- Founder: Lawrence Nginyo Kariuki
- Founded: 3 July 2000
- Dissolved: 7 September 2016
- Merged into: Jubilee Party
- Ideology: Kenyan nationalism Conservatism
- Political position: Centre-right to right-wing
- National affiliation: NARC (2002) PNU (2007) Jubilee Alliance (2013)
- Slogan: I Believe!

= The National Alliance =

Political party in Kenya

The National Alliance (TNA) was a political party in Kenya.

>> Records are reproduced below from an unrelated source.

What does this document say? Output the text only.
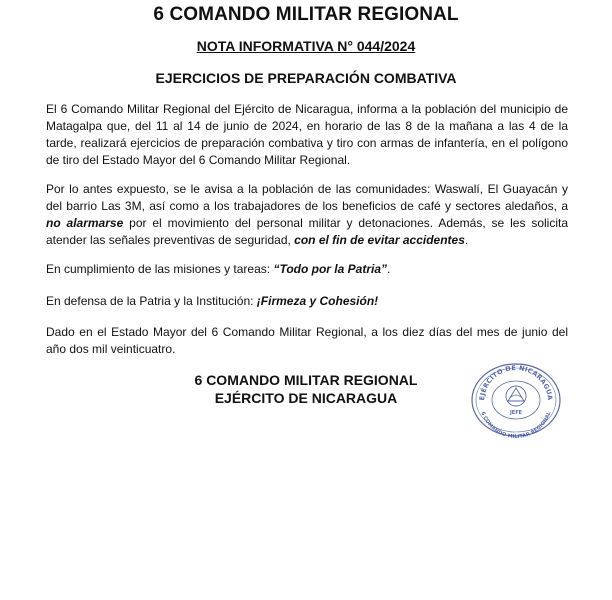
6 COMANDO MILITAR REGIONAL
NOTA INFORMATIVA N° 044/2024
EJERCICIOS DE PREPARACIÓN COMBATIVA
El 6 Comando Militar Regional del Ejército de Nicaragua, informa a la población del municipio de Matagalpa que, del 11 al 14 de junio de 2024, en horario de las 8 de la mañana a las 4 de la tarde, realizará ejercicios de preparación combativa y tiro con armas de infantería, en el polígono de tiro del Estado Mayor del 6 Comando Militar Regional.
Por lo antes expuesto, se le avisa a la población de las comunidades: Waswalí, El Guayacán y del barrio Las 3M, así como a los trabajadores de los beneficios de café y sectores aledaños, a no alarmarse por el movimiento del personal militar y detonaciones. Además, se les solicita atender las señales preventivas de seguridad, con el fin de evitar accidentes.
En cumplimiento de las misiones y tareas: “Todo por la Patria”.
En defensa de la Patria y la Institución: ¡Firmeza y Cohesión!
Dado en el Estado Mayor del 6 Comando Militar Regional, a los diez días del mes de junio del año dos mil veinticuatro.
6 COMANDO MILITAR REGIONAL
EJÉRCITO DE NICARAGUA	EJÉRCITO DE NICARAGUA
6 COMANDO MILITAR REGIONAL
JEFE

It took on its current identity when Uhuru Kenyatta assumed control and renamed it as the vehicle for his 2012 presidential campaign.

==History==
The National Alliance was founded as the National Alliance Party of Kenya on 3 July 2000. The leaders of the communities represented at the inaugural meeting subsequently approached Lawrence Nginyo Kariuki, a prominent businessman and politician to be the founding chairman of the Alliance and Kariuki consented.

===2002 elections===
Prior to the 2002 general elections, the party joined the National Rainbow Coalition (NARC) alliance. NARC nominated Mwai Kibaki as its presidential candidate. Kibaki won the presidential elections, with NARC also winning a majority of seats in the National Assembly, with the National Alliance Party taking six of the coalition's 125 seats.

===2007 elections===
On 13 September 2007 the NAK joined Mwai Kibaki and other political parties in the formation of the Party of National Unity (PNU). PNU fared poorly in the parliamentary elections 2007 reaching only 43 seats against nearly 99 for its main rival, the Orange Democratic Movement (ODM). Together with affiliated parties, however, it could command around 78 members of parliament.
On February 28, 2008 through a mediation team headed by former UN Secretary-General Kofi Annan, the PNU government reached a deal with the ODM to share power. ODM is headed by Oburu Oginga Odinga. The power sharing deal was the first one of its kind in Africa. The National Alliance party of Kenya was re-registered in 2008 under the new Political Parties Act 2007 as an independent party from its previous mother PNU. It functioned for a while under the leadership of the former chairman Nginyo Kariuki.

===2013 elections===
In April 2012 the Party also changed its initials from NAK to NAPK and taken over by forces allied to Uhuru Kenyatta. It immediately began making waves in Kenya's political scene winning the Kangema and Kajiado North by elections as well as several county council wards. The outcome sparked a steady flow of defections from politicians across political parties, hoping to win various seats in Kenya's 2013 general elections. In December 2012 Uhuru Kenyatta, TNA's presumed presidential candidate, William Ruto of the URP and several other prominent politicians signed a pre-election deal outlining how the parties would share seats in a coalition government, later forming the Jubilee Alliance, which supported Kenyatta's bid for the presidency. In the 2013 general elections Kenyatta was elected president and the National Alliance In the parliamentary elections the National Alliance received the most votes but won fewer seats than the ODM.

In 2016 the party merged into the Jubilee Party.